Age-stratified machine learning identifies divergent prognostic significance of molecular alterations in AML

Abstract

Risk stratification in acute myeloid leukemia (AML) is driven by genetics, yet patient age substantially influences therapeutic decisions. To evaluate how age alters the prognostic impact of genetic mutations, we pooled data from 3062 pediatric and adult AML patients from multiple cohorts. Signaling pathway mutations dominated in younger patients, while mutations in epigenetic regulators, spliceosome genes, and TP53 alterations became more frequent with increasing age. Machine learning models were trained to identify prognostic variables and predict complete remission and 2-year overall survival, achieving area-under-the-curve scores of 0.801 and 0.791, respectively. Using Shapley (SHAP) values, we quantified the contribution of each variable to model decisions and traced their impact across six age groups: infants, children, adolescents/young adults, adults, seniors, and elderly.

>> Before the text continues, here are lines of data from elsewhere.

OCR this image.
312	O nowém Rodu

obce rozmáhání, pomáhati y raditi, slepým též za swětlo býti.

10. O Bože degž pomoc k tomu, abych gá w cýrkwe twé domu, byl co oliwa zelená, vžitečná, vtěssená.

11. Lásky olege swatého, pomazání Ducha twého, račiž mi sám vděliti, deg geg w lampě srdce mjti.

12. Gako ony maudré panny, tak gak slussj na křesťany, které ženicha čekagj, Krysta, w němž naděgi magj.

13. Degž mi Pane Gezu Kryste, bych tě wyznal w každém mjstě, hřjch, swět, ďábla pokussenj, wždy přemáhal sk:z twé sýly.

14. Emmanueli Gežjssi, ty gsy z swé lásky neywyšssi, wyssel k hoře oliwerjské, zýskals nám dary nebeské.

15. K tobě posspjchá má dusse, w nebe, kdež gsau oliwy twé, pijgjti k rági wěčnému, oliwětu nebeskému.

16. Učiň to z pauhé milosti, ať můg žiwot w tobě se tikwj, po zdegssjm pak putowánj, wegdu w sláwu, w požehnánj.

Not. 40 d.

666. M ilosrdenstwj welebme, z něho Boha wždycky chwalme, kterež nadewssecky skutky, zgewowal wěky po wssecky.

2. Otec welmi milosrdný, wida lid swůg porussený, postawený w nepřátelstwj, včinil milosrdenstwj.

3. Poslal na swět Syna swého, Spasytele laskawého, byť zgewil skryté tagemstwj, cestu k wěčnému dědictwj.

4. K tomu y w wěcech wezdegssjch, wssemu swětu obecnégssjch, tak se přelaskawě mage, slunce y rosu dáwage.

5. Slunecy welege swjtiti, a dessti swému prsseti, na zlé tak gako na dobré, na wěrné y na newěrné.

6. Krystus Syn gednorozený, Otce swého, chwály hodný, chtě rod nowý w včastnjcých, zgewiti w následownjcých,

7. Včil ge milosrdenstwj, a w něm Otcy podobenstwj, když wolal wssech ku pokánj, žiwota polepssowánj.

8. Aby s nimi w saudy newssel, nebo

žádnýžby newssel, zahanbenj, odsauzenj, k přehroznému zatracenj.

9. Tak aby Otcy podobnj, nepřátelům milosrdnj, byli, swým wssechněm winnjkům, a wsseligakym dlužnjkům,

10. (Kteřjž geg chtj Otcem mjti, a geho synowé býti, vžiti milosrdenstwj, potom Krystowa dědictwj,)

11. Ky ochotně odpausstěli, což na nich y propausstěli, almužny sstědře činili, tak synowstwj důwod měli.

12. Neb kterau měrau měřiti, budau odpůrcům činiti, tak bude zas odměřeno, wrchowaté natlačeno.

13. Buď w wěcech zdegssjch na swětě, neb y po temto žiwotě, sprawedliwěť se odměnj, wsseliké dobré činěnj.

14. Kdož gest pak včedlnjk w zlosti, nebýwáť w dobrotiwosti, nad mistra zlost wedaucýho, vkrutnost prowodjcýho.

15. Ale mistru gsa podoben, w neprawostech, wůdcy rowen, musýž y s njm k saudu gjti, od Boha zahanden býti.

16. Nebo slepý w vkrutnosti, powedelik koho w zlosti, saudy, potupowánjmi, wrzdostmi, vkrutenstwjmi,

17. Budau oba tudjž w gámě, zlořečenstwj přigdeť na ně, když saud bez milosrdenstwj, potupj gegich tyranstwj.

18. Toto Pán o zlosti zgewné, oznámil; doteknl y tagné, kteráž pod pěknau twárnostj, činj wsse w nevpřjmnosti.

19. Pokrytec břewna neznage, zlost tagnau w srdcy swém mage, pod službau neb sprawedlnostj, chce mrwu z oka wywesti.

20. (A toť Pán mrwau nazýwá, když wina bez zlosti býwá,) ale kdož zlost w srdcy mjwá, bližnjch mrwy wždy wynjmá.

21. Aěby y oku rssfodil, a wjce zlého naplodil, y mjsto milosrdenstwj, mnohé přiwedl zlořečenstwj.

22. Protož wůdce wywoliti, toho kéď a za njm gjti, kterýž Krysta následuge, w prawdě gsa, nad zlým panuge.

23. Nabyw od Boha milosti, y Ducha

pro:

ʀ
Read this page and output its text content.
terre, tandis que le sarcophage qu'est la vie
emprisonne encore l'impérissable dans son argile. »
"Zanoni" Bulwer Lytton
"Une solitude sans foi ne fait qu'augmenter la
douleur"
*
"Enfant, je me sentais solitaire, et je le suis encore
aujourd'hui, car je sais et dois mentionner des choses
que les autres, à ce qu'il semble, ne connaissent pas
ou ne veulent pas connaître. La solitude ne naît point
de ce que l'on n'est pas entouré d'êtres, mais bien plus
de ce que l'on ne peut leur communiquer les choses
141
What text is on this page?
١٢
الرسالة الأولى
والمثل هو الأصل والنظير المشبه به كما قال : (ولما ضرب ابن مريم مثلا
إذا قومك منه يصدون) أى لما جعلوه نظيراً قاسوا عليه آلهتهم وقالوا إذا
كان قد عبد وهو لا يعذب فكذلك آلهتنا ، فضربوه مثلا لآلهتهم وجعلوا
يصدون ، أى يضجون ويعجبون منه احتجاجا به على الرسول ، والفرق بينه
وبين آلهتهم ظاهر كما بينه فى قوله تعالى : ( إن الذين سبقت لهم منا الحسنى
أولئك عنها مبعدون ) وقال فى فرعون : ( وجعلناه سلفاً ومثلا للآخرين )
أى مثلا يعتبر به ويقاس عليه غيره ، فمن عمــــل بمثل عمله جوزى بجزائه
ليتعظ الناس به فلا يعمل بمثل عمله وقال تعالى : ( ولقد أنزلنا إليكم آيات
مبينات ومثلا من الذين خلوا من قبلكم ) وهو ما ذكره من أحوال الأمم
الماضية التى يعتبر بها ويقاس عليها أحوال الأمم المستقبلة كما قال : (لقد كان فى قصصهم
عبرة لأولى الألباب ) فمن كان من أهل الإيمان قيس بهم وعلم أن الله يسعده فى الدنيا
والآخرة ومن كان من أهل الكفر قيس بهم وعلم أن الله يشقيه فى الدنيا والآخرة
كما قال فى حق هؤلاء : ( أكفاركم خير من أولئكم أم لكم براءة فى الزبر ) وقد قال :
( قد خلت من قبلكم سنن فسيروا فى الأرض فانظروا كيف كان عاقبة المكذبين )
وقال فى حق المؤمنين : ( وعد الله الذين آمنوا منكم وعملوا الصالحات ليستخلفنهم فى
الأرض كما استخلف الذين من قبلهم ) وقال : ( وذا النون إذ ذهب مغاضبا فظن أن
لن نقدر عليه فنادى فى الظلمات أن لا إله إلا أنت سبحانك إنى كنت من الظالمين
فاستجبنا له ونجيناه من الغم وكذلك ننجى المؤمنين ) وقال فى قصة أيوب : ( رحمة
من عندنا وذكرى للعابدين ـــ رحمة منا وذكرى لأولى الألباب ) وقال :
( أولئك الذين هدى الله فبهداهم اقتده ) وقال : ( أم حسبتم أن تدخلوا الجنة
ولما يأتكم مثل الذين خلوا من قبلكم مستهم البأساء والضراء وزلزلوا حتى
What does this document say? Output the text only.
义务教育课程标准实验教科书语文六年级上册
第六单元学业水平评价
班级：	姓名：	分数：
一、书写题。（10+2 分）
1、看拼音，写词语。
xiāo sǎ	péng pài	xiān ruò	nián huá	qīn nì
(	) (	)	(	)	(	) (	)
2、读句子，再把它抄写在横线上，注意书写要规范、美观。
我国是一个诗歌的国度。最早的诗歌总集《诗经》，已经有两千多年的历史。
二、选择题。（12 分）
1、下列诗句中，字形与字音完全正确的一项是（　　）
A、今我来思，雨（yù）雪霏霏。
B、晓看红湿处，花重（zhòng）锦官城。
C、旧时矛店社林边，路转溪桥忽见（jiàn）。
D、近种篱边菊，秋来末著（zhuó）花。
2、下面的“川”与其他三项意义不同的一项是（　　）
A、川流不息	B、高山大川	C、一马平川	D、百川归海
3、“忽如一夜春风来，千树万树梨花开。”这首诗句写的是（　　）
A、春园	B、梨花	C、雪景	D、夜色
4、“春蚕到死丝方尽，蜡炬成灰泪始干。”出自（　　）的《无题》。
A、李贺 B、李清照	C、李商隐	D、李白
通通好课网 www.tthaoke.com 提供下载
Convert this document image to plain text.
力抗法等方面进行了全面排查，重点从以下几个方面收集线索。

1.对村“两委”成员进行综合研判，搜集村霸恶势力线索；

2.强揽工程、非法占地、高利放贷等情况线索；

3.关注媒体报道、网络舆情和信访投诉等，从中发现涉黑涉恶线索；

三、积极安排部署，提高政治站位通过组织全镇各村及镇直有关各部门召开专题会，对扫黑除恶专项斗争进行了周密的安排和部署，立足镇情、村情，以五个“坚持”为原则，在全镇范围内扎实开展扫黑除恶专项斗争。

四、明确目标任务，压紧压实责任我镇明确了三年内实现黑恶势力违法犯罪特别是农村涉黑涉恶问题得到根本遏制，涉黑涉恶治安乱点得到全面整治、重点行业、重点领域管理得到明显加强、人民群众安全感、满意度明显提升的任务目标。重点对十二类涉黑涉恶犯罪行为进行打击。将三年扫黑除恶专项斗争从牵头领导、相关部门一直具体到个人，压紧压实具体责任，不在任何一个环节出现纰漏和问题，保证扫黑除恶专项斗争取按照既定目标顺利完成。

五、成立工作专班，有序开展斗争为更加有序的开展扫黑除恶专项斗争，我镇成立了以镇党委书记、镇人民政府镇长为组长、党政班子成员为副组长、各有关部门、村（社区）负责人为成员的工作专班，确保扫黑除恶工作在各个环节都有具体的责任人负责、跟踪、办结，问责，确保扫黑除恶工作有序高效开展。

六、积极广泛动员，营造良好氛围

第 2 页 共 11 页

The highest contributions to model decisions among genetic variables were found for alterations of NPM1, CEBPA, inv(16), and t(8;21) conferring favorable risk and alterations of TP53, RUNX1, ASXL1, del(5q), -7, and -17 conferring adverse risk, while FLT3-ITD had an ambiguous role conferring favorable treatment responses yet poor overall survival. Age significantly modified the prognostic value of genetic alterations, with no single alteration consistently predicting outcomes across all age groups. Specific alterations associated with aging such as TP53, ASXL1, or del(5q) posed a disproportionately higher risk in younger patients. These results challenge uniform risk stratification models and highlight the need for context-sensitive AML treatment strategies.